Bentley Motors is launching a consultation on 19 February about closing its defined benefit (DB) pension scheme, as the funding of the plan has increased by 50 per cent in the past five years.
The proposal will affect the 1,200 members of the Rolls Royce and Bentley Pension Fund – which protested against these changes outside of the luxury carmaker's headquarters in Crewe this week.
The scheme, which closed to new members in 2012, has a deficit of over £500m, a spokesperson at Bentley told FTAdviser.
He said: “Although entering into a consultation is not an easy step to take, no decisions have been made at this stage.
“While all member accruals to date are secure, the ongoing level of financial risk is unsustainable.”
According to the spokesperson, the proposal will affect 28 per cent of the company workforce – workers which are still accruing benefits in the DB scheme, while the remaining employees are enrolled in a defined contribution (DC) plan.
He said: “We want to find and agree the best possible outcome for the company and all of our colleagues.”
The spokesperson that besides the scheme deficit, the company decided to launch this consultation now because it wants to ensure that all aspects of the business are prepared for the future.
He said: “It is essential that we are in a strong position to invest in new products and technologies, like electrification, to help maintain our future competitiveness.”
Bentley follows the examples of other companies, which are closing their DB schemes due to growing costs.
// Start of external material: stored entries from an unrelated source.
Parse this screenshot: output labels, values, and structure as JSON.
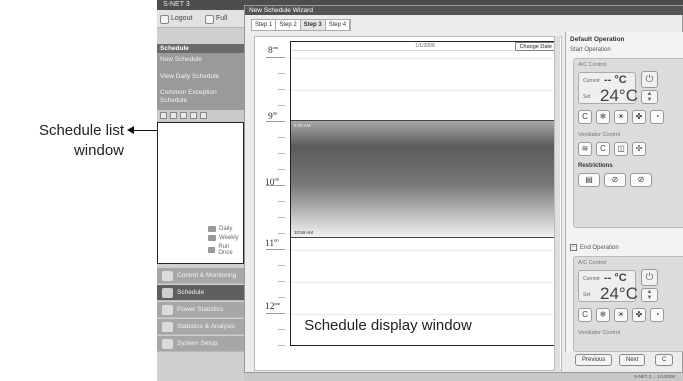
{
  "callout": {
    "line1": "Schedule list",
    "line2": "window"
  },
  "app": {
    "title": "S-NET 3",
    "toolbar": {
      "logout": "Logout",
      "full": "Full"
    }
  },
  "left_panel": {
    "schedule_header": "Schedule",
    "schedule_menu": [
      "New Schedule",
      "View Daily Schedule",
      "Common Exception Schedule"
    ],
    "list_entries": [
      "Daily",
      "Weekly",
      "Run Once"
    ],
    "nav": [
      "Control & Monitoring",
      "Schedule",
      "Power Statistics",
      "Statistics & Analysis",
      "System Setup"
    ]
  },
  "wizard": {
    "title": "New Schedule Wizard",
    "steps": [
      "Step 1",
      "Step 2",
      "Step 3",
      "Step 4"
    ],
    "active_step": "Step 3",
    "date": "1/1/2008",
    "change_date": "Change Date",
    "times": [
      {
        "hour": "8",
        "suffix": "am"
      },
      {
        "hour": "9",
        "suffix": "00"
      },
      {
        "hour": "10",
        "suffix": "00"
      },
      {
        "hour": "11",
        "suffix": "00"
      },
      {
        "hour": "12",
        "suffix": "pm"
      }
    ],
    "event_start": "9:00 AM",
    "event_end": "10:59 AM",
    "display_caption": "Schedule display window"
  },
  "right_panel": {
    "title": "Default Operation",
    "start_label": "Start Operation",
    "ac_control": "A/C Control",
    "current_label": "Current",
    "current_value": "-- °C",
    "set_label": "Set",
    "set_value": "24°C",
    "ventilator_control": "Ventilator Control",
    "restrictions": "Restrictions",
    "end_label": "End Operation"
  },
  "buttons": {
    "previous": "Previous",
    "next": "Next",
    "cancel": "C"
  },
  "status": "S-NET 3 ... 1/1/2008"
}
This is the case of Royal Mail, which will close its final salary plan to future accrual on 31 March 2018, as the company reached an agreement in principle with its trade union to create a new collective defined contribution (CDC) scheme for all employers.
The Universities Superannuation Scheme (USS), the biggest private DB plan in the country, is now facing industrial action after plans to transform the fund in a full DC plan.